Esaa preferência, às vezes, resulta em algo parecido com agendamento. Na Coluna da Ouvidoria de 18/11/2011, intitulada “Uma novela chamada corrupção”, tratou-se de uma demanda na qual uma leitora pediu que a Agência Brasil desse tanto destaque às denúncias de corrupção na Assembleia Legislativa de São Paulo [Alesp] quanto às do Ministério do Esporte: “Eu não vi, nos destaques das notícias, a cobertura do escândalo de corrupção por venda de emendas parlamentares da Assembleia Legislativa de São Paulo. Por favor, vocês não podem ‘sentar em cima do caso’ e não dar o mesmo destaque que estão dando para as denúncias de corrupção que envolvem o Ministério do Esporte! … Nós aqui em São Paulo somos completamente órfãos de uma mídia de qualidade; somos manipulados pela mídia convencional, de forma que nunca ficamos sabendo das imundícies e irregularidades que acontecem no estado. Vocês não podem omitir isso do público também, por favor!”

A Agência Brasil respondeu: “Como a própria Alesp não acolheu as denúncias e não instalou uma CPI, não havia fato novo que justificasse a continuidade da cobertura. Estamos atentos ao assunto e, assim que houver fatos novos, retomaremos a pauta.” Mas a votação na Alesp já era um fato novo, digna de alguma cobertura – quem votou a favor, quem votou contra, e os possíveis motivos – e o respeito ao corporativismo da Alesp acaba sendo mais ou menos equivalente a respeitar o ditado de colocar a raposa para vigiar o galinheiro. Como essa, outras demandas que chegam à ouvidoria nos impõem a tarefa de, volta e meia, questionar qual o comportamento que deverá ter uma agência pública de notícias.

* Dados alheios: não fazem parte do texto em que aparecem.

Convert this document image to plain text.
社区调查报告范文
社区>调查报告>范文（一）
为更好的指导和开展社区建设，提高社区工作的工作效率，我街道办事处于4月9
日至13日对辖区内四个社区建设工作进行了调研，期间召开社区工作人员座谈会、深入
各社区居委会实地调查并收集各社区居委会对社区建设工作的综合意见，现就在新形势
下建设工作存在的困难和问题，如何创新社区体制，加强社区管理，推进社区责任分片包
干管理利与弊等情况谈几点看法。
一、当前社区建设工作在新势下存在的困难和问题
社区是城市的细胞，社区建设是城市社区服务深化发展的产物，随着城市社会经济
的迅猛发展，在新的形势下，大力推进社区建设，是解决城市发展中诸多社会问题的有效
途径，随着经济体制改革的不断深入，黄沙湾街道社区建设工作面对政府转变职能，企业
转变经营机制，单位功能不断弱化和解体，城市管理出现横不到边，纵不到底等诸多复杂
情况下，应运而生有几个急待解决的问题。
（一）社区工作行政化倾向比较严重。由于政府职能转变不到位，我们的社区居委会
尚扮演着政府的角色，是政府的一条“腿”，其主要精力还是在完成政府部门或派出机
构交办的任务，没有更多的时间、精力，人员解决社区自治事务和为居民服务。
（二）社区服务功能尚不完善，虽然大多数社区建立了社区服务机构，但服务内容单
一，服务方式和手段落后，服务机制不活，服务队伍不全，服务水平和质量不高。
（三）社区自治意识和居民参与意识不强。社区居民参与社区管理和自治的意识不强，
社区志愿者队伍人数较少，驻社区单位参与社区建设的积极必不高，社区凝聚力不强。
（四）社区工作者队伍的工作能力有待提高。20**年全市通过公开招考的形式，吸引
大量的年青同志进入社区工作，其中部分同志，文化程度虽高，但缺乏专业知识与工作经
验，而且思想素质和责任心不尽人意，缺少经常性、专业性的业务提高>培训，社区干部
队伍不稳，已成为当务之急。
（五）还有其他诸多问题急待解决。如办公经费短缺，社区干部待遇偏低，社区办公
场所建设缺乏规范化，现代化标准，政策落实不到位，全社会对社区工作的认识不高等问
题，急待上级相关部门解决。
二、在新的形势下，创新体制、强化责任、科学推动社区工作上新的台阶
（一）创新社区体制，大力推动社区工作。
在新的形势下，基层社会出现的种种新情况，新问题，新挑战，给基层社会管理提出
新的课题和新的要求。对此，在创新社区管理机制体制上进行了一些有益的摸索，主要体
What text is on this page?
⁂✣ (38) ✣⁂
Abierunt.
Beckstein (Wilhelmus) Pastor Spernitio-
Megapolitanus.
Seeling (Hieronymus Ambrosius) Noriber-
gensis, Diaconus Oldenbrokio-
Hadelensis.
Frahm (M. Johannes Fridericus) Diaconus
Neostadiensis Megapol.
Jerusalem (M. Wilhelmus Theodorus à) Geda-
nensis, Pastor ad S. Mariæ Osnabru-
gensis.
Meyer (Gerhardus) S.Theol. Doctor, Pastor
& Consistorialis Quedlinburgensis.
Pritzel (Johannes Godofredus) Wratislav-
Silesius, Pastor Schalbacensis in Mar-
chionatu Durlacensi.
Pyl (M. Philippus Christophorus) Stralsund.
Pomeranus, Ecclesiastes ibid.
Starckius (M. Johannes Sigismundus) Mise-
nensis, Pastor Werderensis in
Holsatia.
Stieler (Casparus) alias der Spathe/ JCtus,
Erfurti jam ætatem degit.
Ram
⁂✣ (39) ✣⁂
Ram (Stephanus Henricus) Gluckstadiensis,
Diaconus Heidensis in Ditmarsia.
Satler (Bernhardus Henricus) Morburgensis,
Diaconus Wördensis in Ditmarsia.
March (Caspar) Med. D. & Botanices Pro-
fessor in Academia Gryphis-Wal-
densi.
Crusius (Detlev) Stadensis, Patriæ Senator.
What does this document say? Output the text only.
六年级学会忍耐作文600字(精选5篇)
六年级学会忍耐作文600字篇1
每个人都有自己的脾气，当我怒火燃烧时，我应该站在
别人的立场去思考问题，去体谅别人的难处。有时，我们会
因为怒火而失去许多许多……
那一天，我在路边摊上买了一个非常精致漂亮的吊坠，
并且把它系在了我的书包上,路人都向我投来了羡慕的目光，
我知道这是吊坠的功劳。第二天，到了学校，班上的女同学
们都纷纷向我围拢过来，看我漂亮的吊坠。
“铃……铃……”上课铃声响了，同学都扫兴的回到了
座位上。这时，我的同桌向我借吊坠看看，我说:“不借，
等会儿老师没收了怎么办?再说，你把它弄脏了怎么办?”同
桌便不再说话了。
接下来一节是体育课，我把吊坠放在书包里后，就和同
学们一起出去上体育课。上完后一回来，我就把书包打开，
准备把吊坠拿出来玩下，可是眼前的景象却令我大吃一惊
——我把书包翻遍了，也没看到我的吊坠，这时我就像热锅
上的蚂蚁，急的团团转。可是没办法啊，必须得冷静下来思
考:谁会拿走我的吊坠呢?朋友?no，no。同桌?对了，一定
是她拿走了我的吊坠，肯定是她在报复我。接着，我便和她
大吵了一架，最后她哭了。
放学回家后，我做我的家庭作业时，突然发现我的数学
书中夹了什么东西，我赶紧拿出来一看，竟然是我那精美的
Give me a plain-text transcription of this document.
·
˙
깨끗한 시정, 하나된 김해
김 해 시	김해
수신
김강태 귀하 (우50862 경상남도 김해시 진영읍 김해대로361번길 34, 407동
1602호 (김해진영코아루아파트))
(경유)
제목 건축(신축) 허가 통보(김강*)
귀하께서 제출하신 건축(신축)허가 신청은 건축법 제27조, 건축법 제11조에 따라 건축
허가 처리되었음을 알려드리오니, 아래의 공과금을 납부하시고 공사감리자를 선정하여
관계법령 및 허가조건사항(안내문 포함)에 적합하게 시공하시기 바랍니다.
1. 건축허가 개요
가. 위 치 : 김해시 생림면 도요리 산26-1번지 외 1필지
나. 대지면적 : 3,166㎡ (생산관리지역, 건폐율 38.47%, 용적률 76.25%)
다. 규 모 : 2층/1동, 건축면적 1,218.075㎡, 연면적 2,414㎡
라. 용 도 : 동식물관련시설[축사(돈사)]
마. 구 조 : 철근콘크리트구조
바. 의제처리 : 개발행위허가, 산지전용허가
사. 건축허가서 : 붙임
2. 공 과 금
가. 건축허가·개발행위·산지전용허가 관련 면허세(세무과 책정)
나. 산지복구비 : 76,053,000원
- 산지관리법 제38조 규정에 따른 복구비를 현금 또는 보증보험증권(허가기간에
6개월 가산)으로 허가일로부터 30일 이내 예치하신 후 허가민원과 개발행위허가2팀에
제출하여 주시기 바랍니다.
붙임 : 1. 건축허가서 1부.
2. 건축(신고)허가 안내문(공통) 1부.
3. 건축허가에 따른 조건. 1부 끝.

Uma boa leitura e até a próxima semana

***

[1]FERNANDES,Juliana de Brum. A Hipótese do Agenda Setting: Estudos e Perspectivas. Razón Y Palavra. Primeira Revista Electrônica en América Latina Especializada en Comunicacion. Novembro, 2003.

[2]A Teoria do Agendamento ou Agenda-setting theory, no original, em inglês, é uma teoria de Comunicação formulada por Maxwell McCombs e Donald Shaw na década de 1970. De acordo com este pensamento, a mídia determina a pauta (em inglês, agenda) para a opinião pública ao destacar determinados temas e preterir, ofuscar ou ignorar outros tantos. As ideias iniciais podem ser creditadas ao trabalho desenvolvido por Walter Lippmann, um proeminente jornalista estadunidense. Ainda em 1922, ele propôs a tese de que as pessoas não respondiam diretamente aos fatos do mundo real, mas que viviam em um pseudo-ambiente composto pelas “imagens em nossas cabeças”. A mídia teria papel importante no fornecimento e geração destas imagens e na configuração deste pseudo-ambiente.A premissa básica da teoria em sua forma moderna, entretanto, foi formulada originalmente por Bernard Cohen em 1963: “Na maior parte do tempo, [a imprensa] pode não ter êxito em dizer aos leitores o que pensar, mas é espantosamente exitosa em dizer aos leitores sobre o que pensar” (pág.13) ( fonte wikipédia).

[3] Pesquisa realizada por Davi Silberstein.